Did you really intend to write that?
Actually, to follow your totally-off-topic comment, I would really love to read a review on macOS, since I saw some Windows 10 reviewing on your website… just to know how it would perform according to your standards! It could be really amazing!
Well, that would require that I be furnished with a nice, expensive device with macOS on it. Unless that arrives miraculously by postal mail as a gift, that sort of review is unlikely to happen soon.
Dedoimedo
Who knows, never say never! Anyway, I really enjoy your posts, nicely done!
Sarcasm is a dish best served cold.
Dedoimedo
In this case, immersion in liquid helium would be insufficient…

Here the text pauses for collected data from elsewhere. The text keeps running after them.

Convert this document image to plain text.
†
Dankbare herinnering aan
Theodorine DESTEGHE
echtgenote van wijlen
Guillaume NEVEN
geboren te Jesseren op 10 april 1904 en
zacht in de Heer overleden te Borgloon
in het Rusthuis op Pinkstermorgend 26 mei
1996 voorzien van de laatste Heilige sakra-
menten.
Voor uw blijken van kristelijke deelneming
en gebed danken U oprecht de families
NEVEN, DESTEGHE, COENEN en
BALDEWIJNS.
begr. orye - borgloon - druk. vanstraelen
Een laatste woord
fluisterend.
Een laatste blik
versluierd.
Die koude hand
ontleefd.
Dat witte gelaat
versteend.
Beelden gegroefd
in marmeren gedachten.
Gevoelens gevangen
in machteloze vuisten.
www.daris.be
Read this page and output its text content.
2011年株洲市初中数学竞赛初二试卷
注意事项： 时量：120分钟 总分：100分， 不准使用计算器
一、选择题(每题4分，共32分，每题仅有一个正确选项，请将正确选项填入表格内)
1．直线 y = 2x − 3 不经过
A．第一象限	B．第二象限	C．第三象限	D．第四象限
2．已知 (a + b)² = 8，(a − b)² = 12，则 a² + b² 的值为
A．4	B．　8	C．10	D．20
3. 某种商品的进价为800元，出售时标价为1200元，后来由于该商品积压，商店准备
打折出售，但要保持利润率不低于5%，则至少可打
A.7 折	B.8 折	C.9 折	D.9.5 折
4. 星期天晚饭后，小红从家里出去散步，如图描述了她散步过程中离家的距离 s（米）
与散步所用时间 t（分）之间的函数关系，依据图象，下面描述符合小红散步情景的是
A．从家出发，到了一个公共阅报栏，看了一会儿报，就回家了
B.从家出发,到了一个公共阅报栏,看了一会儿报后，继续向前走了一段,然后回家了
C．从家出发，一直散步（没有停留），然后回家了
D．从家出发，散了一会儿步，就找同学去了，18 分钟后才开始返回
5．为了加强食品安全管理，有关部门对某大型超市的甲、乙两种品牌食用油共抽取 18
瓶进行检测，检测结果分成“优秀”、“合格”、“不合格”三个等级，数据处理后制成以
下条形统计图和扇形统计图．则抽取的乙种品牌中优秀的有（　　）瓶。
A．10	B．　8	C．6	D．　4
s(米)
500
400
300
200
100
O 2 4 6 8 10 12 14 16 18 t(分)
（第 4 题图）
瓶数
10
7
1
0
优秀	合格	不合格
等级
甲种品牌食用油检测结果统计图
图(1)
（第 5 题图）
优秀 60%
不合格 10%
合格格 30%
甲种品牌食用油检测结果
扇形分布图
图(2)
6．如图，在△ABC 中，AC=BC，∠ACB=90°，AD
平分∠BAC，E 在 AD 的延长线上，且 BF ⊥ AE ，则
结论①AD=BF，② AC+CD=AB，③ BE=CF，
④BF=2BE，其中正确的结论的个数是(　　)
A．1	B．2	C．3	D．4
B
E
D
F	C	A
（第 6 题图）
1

I did try a few of those in the past – check my unix section – and the results weren’t too promising.
Dedoimedo
“[Flatpak] – They are trying to bring the simple click-and-play simplicity (that people normally associate with Windows) into Linux.”
“If you want to install snaps or flatpaks, you will usually have to resort to doing it from the command line.”
Umm…never mind having to install Flatpak itself from the command line.
To the developers of Flatpak, et.al. – nice try, but failure, so far.
Not failure. A work in progress. First step is to see if it works. This seems to be the case – for now. Next step is to write a decent gui.
I’m anticipating one of your digital fingers pointing towards —> “reliably” … however, right now can’t remember if you already tried this :
https://pointieststick.wordpress.com/2018/01/13/flatpak-support-in-discover/
Must confess i didn’t experiment much so far, but did install “Spotify” and “Peek” from flathub through Discover, the process was as simple as expected ( search, expand info, click to install, enter password ) , but more importantly … both work just fine ( using KDE Neon up to date ) .
If you already tried other apps and it was a total failure… sorry for wasting your time ( even checked your latests plasma-distros review again, searching for any Discover test ) … in case not… will be waiting to know the results in the near future.
Thanks for this article.
I’ve read about sompe problems launching games from winepack with an Nvidia GPU – did you play at least the tutorial, or did you stop at verifying the launcher worked?
This wasn’t tested on a laptop with Nvidia gpu – only Intel graphics.
It won’t work on the my old test laptop – it’s too old for that.
Dedoimedo
They should make Winepaks for Microsoft Office actually. Not just for games.
By the way, I read your experience with Flatpaks in CentOS, but in Mint 19 flatpaks are working wonderfully well, and integrated into the Software Center by default.
Not sure if this can be done easily – they probably can’t bundle anything, but live downloads should work fine.
Dedoimedo
Maybe… If they could though. This would solve the lack of Microsoft Office in Linux. They could offer Winepaks of it. I have a key for Office 2016 so if I could have a packaged app with the correct Wine configuration working out of the box it would be awesome. I don’t want to waste my time fiddling with Wine to get MSOffice to work though.
I tried Manjaro because of the online version that you showed in your review, but it wasn’t working well when I tried it. Moved to Mint 19 since it’s the only other Linux distro (well maybe MX linux, haven’t tried taht one) with sane defaults and end user friendly.